Где-то в глубине переулка раздались крики.

— Быстро. — Переулок переходил в широкий проход с узкой лестницей, и настоятельница свернула на него, не остановившись, чтобы оглянуться.

— Они знают, куда мы идем. — Нона много бегала и пряталась за свою короткую жизнь, и она знала достаточно, чтобы понять — не имеет значения, как быстро ты бежишь, если они знают, где тебя найти.

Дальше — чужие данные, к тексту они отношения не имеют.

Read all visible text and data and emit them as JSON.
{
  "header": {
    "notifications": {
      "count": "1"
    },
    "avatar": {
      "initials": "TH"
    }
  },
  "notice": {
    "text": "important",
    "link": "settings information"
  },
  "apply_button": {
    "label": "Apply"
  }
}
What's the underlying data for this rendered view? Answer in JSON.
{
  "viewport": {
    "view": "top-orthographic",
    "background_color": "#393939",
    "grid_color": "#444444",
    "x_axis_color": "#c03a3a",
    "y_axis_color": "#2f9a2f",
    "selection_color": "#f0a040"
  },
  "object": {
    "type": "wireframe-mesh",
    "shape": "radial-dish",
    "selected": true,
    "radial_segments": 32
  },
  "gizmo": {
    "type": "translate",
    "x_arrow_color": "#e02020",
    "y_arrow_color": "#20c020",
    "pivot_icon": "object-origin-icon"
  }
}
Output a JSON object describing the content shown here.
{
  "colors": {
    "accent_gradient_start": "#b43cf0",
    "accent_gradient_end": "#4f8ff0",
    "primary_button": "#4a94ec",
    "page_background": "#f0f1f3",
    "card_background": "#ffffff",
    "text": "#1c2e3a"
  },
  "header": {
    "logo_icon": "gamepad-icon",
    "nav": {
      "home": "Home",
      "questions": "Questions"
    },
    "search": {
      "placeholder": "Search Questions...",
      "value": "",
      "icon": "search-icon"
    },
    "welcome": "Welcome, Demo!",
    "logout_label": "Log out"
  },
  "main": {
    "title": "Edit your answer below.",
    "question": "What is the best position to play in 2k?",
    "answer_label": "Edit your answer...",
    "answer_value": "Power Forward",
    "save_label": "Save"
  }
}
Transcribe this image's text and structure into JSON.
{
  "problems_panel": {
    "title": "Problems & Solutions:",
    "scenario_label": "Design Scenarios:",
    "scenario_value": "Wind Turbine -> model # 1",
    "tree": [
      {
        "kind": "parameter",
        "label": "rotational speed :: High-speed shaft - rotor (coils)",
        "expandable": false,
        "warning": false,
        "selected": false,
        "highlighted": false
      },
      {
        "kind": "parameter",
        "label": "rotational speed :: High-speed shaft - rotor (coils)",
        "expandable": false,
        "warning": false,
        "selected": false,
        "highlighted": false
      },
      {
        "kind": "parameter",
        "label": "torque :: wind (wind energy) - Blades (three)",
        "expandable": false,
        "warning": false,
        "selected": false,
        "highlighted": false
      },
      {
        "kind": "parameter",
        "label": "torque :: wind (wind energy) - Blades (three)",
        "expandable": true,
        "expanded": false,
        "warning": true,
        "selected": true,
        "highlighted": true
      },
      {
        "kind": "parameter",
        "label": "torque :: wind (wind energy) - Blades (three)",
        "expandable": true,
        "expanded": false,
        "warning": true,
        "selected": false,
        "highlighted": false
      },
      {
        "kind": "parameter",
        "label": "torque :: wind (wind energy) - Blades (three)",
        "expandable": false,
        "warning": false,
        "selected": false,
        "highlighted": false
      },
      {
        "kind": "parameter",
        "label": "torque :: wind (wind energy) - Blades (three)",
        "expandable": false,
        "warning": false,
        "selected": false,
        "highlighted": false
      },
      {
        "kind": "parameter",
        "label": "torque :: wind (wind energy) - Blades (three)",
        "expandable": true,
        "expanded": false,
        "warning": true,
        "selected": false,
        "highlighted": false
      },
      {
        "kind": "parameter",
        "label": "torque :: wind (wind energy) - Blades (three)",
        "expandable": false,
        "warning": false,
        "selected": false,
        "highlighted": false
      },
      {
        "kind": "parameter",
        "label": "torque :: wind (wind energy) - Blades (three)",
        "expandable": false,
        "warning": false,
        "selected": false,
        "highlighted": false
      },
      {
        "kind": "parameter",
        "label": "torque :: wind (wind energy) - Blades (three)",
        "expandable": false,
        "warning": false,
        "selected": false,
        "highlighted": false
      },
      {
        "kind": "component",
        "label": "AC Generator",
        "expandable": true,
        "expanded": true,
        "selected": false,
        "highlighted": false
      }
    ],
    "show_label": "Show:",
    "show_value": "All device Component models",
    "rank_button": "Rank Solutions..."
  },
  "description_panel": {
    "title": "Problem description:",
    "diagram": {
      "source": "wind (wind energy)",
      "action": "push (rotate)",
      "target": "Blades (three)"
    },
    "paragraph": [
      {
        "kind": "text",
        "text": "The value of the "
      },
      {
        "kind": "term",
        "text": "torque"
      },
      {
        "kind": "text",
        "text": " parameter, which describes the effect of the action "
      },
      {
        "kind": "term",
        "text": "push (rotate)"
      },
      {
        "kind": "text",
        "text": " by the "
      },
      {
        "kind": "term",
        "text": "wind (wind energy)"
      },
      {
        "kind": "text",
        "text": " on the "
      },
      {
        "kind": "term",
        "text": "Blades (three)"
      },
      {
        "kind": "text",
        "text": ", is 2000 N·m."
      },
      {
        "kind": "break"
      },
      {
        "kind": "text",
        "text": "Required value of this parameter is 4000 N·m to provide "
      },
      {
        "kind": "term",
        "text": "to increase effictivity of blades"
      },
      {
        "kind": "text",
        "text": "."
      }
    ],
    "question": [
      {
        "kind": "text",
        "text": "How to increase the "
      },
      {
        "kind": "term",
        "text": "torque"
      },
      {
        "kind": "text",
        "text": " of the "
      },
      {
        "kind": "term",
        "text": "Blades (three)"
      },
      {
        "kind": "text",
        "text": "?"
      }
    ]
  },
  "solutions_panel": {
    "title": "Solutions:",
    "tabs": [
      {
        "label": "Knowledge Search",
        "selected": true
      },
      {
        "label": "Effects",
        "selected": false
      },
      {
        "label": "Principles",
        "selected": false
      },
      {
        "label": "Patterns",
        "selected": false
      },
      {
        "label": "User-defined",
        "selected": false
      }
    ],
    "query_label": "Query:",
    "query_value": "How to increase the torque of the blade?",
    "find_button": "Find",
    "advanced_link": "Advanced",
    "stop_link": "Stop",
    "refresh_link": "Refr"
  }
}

— Они знают, что, когда мы туда доберемся, они не смогут последовать за нами.

Люди запрудили улицу, но настоятельница прокладывала себе путь сквозь самую гущу толпы. Нона шла следом, так близко, что полы монашеского одеяния развевались вокруг нее. Толпа нервировала ее. Ни в ее деревне, ни во всем ее мире не было столько людей, как на этой улице. И таких разных: некоторые взрослые были едва ли выше ее, другие превосходили даже массивных гигантов, сражавшихся в Калтессе. Одни темные, с кожей черной, как чернила, другие — белобрысые и настолько бледные, что каждая жилка казалась синей; между ними — все оттенки.

Через переулки, поднимавшиеся к большой улице, Нона видела море крыш, выложенных терракотовой черепицей, с бесчисленными трубами, из которых шел дым. Она и представить себе не могла, что может быть место с таким количеством людей, где так тесно. С той ночи, когда похититель детей привез Нону и прочие свои приобретения в Истину, она почти ничего не видела в городе, только боевой зал, комплекс, где жили бойцы, и тренировочные дворы. И когда они с Сайдой, обнявшись, ехали на повозке в Хэрритон, она почти не смотрела по сторонам.

— Сюда. — Настоятельница положила руку Ноне на плечо и направила ее к ступеням, ведущим в здание, которое выглядело храмом с колоннами, огромные двери которого были открыты, и каждая украшена сотней бронзовых кругов.